Last March, we saw millions of employees in organizations across the globe break away from normality, finding themselves almost immediately dispatched from their offices to begin the biggest working from home experiment in history.
Following this drastic change and time of uncertainty for many businesses, employees have proven to be invaluable in supporting their companies through the pandemic – demonstrating their loyalty and ability to adapt to a new way of working.
It is now time for businesses to give back and show their appreciation towards their employees by upholding their commitment to workers’ professional and personal development post-pandemic. Human Resources will now reflect on what has worked and what can be implemented post-pandemic to support staff and attract new talent.
This begs the question, what does the modern employee want? With many businesses eagerly looking for answers, these five important points will advise how companies can align with employee needs to provide a workplace in which workers feel valued and are more likely to stay long-term.
Prioritize health and wellness
Whilst working from home, many employees have found it harder to prioritize their personal needs and often found themselves slipping into unhealthy working habits – with many forgoing their precious lunch breaks and ploughing through work instead.
Businesses can show employees that they’ve recognized this issue by encouraging healthy work habits that offer employees a much-needed break from work. By implementing free or discounted gym memberships or weekly team exercise classes (whether that be by Zoom or in-person post-pandemic), employers can show that they genuinely care about their employees’ health and wellbeing.

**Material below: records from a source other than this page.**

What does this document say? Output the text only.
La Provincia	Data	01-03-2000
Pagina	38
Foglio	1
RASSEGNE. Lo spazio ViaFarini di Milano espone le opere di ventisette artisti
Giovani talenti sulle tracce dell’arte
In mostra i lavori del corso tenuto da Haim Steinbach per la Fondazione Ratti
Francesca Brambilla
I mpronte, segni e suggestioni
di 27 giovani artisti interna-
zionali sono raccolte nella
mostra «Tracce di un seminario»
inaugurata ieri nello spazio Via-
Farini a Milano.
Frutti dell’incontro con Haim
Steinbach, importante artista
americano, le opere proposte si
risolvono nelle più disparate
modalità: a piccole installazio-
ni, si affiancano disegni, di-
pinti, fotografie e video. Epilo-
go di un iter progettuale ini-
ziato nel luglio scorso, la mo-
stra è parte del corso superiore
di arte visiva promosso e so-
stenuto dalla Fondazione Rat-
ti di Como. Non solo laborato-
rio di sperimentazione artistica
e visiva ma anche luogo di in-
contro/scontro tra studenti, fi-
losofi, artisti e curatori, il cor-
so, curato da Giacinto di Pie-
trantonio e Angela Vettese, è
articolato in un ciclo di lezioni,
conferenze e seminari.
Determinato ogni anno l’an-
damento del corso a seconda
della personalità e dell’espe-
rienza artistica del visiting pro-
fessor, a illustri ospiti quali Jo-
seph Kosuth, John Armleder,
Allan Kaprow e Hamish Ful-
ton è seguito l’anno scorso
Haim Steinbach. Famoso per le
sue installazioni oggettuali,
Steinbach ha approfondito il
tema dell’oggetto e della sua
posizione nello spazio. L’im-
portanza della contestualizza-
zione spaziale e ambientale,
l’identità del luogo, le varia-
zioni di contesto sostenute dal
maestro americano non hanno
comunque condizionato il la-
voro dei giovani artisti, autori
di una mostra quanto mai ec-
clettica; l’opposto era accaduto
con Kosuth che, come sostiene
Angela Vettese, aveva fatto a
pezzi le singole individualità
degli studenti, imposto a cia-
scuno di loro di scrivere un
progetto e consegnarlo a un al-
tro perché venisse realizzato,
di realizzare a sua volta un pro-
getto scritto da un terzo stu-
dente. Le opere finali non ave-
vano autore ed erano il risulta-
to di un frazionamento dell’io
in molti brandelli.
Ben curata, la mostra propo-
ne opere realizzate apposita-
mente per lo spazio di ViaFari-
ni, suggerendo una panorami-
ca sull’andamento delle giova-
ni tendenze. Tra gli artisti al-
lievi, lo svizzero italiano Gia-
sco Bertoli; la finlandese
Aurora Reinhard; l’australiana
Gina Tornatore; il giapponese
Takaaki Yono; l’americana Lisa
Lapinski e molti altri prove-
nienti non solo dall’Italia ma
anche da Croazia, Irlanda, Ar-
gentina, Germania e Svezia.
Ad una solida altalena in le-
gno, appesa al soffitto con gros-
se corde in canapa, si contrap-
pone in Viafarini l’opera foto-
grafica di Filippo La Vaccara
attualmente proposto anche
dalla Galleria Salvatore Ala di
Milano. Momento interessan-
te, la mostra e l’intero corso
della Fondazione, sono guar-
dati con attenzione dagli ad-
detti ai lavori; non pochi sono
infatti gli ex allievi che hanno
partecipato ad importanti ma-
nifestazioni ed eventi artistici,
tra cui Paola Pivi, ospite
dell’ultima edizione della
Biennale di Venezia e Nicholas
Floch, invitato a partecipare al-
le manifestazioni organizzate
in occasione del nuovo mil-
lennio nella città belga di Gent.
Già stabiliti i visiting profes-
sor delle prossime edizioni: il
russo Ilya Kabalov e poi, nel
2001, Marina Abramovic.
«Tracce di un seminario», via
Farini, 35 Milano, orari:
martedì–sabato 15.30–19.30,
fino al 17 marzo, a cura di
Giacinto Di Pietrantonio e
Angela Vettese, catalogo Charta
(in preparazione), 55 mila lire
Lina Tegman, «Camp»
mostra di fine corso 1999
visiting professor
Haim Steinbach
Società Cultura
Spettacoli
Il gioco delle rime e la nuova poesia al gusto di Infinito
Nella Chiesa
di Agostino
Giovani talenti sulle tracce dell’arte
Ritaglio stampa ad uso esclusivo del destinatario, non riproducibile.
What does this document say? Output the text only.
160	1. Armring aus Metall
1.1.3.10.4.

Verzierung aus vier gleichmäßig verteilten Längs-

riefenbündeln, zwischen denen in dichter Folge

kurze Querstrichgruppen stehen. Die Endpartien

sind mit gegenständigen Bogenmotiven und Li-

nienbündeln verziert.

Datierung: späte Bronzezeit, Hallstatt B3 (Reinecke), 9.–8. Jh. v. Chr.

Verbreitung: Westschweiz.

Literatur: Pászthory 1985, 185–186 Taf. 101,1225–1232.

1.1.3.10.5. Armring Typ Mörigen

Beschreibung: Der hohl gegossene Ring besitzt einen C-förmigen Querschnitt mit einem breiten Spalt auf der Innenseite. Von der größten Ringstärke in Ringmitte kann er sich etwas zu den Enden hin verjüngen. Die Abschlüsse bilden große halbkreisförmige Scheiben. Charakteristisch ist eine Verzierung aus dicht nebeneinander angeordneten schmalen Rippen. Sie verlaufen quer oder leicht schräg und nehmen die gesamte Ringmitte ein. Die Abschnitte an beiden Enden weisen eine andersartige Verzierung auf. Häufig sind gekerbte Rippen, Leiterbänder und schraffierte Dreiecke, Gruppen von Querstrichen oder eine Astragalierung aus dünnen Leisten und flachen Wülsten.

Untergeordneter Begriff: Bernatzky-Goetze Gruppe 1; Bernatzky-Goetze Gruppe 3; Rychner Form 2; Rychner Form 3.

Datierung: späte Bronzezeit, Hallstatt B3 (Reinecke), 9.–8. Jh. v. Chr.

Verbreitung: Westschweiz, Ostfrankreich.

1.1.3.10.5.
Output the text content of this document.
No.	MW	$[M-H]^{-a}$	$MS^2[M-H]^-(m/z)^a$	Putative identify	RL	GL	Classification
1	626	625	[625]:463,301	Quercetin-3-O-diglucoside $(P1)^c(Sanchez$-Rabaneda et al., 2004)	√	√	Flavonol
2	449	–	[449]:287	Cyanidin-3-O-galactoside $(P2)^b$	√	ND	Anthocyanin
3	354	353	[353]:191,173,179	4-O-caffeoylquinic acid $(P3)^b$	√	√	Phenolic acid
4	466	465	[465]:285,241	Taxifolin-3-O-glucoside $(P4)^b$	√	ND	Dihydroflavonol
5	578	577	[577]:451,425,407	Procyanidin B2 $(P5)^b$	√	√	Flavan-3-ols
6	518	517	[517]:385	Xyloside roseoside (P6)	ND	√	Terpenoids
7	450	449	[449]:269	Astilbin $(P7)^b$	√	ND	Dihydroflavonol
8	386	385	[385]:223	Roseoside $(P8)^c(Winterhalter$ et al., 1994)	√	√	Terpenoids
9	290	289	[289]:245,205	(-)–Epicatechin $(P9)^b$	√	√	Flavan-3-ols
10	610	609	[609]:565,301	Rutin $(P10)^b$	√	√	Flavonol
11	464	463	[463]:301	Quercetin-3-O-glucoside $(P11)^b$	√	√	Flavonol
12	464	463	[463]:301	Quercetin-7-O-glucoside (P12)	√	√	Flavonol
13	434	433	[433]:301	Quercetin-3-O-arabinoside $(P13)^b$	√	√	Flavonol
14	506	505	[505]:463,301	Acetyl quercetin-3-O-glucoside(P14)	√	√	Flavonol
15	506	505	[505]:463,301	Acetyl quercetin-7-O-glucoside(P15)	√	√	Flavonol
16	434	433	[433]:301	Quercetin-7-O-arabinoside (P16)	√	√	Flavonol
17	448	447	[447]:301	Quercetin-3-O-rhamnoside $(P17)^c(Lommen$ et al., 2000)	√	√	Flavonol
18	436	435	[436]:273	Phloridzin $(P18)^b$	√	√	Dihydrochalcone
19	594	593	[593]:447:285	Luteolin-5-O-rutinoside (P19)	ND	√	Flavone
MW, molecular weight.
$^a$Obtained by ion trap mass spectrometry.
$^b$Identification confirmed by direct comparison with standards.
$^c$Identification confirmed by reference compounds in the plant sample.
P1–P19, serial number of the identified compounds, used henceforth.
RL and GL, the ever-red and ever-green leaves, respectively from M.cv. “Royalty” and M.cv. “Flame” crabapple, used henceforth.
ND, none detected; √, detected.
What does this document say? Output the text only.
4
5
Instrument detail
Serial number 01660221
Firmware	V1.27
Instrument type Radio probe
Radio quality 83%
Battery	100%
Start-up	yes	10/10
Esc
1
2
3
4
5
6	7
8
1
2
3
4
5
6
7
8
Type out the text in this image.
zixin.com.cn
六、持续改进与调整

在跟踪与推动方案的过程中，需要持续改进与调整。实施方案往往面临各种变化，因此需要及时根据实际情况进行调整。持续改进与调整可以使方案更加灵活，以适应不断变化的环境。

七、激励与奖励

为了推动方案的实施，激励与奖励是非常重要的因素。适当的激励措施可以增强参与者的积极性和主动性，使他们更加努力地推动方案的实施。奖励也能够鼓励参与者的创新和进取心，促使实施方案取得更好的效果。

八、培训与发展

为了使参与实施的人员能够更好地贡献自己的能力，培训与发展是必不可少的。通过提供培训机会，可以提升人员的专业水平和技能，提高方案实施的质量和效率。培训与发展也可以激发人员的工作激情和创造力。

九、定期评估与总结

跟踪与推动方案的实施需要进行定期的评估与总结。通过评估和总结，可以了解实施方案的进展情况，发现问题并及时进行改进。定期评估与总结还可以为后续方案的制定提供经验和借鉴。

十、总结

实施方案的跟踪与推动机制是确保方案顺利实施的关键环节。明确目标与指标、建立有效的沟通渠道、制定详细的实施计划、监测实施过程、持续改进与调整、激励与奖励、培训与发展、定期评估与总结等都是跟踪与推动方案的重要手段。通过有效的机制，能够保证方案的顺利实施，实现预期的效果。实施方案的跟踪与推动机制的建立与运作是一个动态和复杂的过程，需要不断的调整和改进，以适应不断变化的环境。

This will also offer staff the opportunity to prioritize themselves and their personal goals too.
By offering these extra benefits during and post-pandemic, companies show their value and long-term investment in employee wellbeing, which will ultimately boost team morale.
If there’s anything we’ve learned from the pandemic, it’s that one size does not fit all. Employers have had to take employees’ differing needs into account throughout the pandemic and support them on an individual case by case basis.
Businesses have proved that flexibility is not only possible but that it works. Understandably, employees will now be expecting this level of flexibility to remain post-pandemic.
Organizations will have to accept that whilst some will be keen to get back into the office, others will not feel as confident. The pandemic will have lasting impacts on mental health, particularly for those suffering from anxiety who may panic at the thought of heading back into the city or commuting in rush hours again.
Companies must also bear in mind that some have actually benefited from spending more time at home, particularly those with their own families and child-care needs to juggle.
Is it really fair to push employees back into rigid working patterns when we’ve learned that many can perform equally as well when they work in the way that suits them?
It is now up to businesses to recognize that employees will have different attitudes to the way of work moving forward and that to compete with other businesses post-pandemic, they will need to take on a more flexible approach long-term.
Show your appreciation
Gratitude goes a long way. Even just a small gift or team treat can boost employee morale and keep staff motivated.
Whether it’s providing team members with a hamper of sweet treats, sending a lovely self-care package to someone feeling under the weather, or surprising someone with a birthday box of cupcakes, employees will feel an immediate sense of appreciation and care from their employers.
These small tokens of gratitude should not be underestimated. By showing your employees that you value their hard work and commitment to the company, you will also earn their loyalty.
Allow time for your employees to socialize
As humans, we are social creatures that thrive on company and interaction with others, yet the pandemic has left much staff distant from one another despite the daily zoom calls.
Although companies have got creative in finding ways for employees to socialize with one another virtually with cooking classes, group yoga sessions, and weekly quizzes, many employees will be longing for in-person social events post-pandemic.
Employees have realized how much in-person social events really mean to them and are more aware of their benefits to team morale. There will be more emphasis on socializing going forwards, and staff will likely be calling on their employers to incorporate more team lunches, after-work drinks, and Christmas parties once again, post-pandemic.
Support employees beyond the workplace
Supporting employees does not start and end in the office. The modern employee now expects their company to extend their care beyond the workplace. While working from home, we’ve seen that the boundaries between work and home life often become far more blurred, especially for those juggling homeschooling as well.
With this in mind, employers must understand the busy and at times, chaotic, personal lives of their staff and find ways to invest in their wellbeing outside of the workplace too.
It’s quite common for employees to feel stressed, whether it’s at work or in their personal lives, so any tools that can help to reduce this will be well-received. In the same way that businesses offer their staff private health care plans or financial advice, they can also offer perks to support their day-to-day personal lives as well.
Employers can show workers that they care about their families and lives beyond the workplace with personal organization platforms that enable organization flow at work as well as at home. Helping staff in staying organized in all aspects of their lives will be very much appreciated!
All in all, employers can show workers that they care through understanding, appreciation, and empathy. By taking these points into account, employees will feel respected, valued, and supported by their employers, helping to fuel the business’ overall success.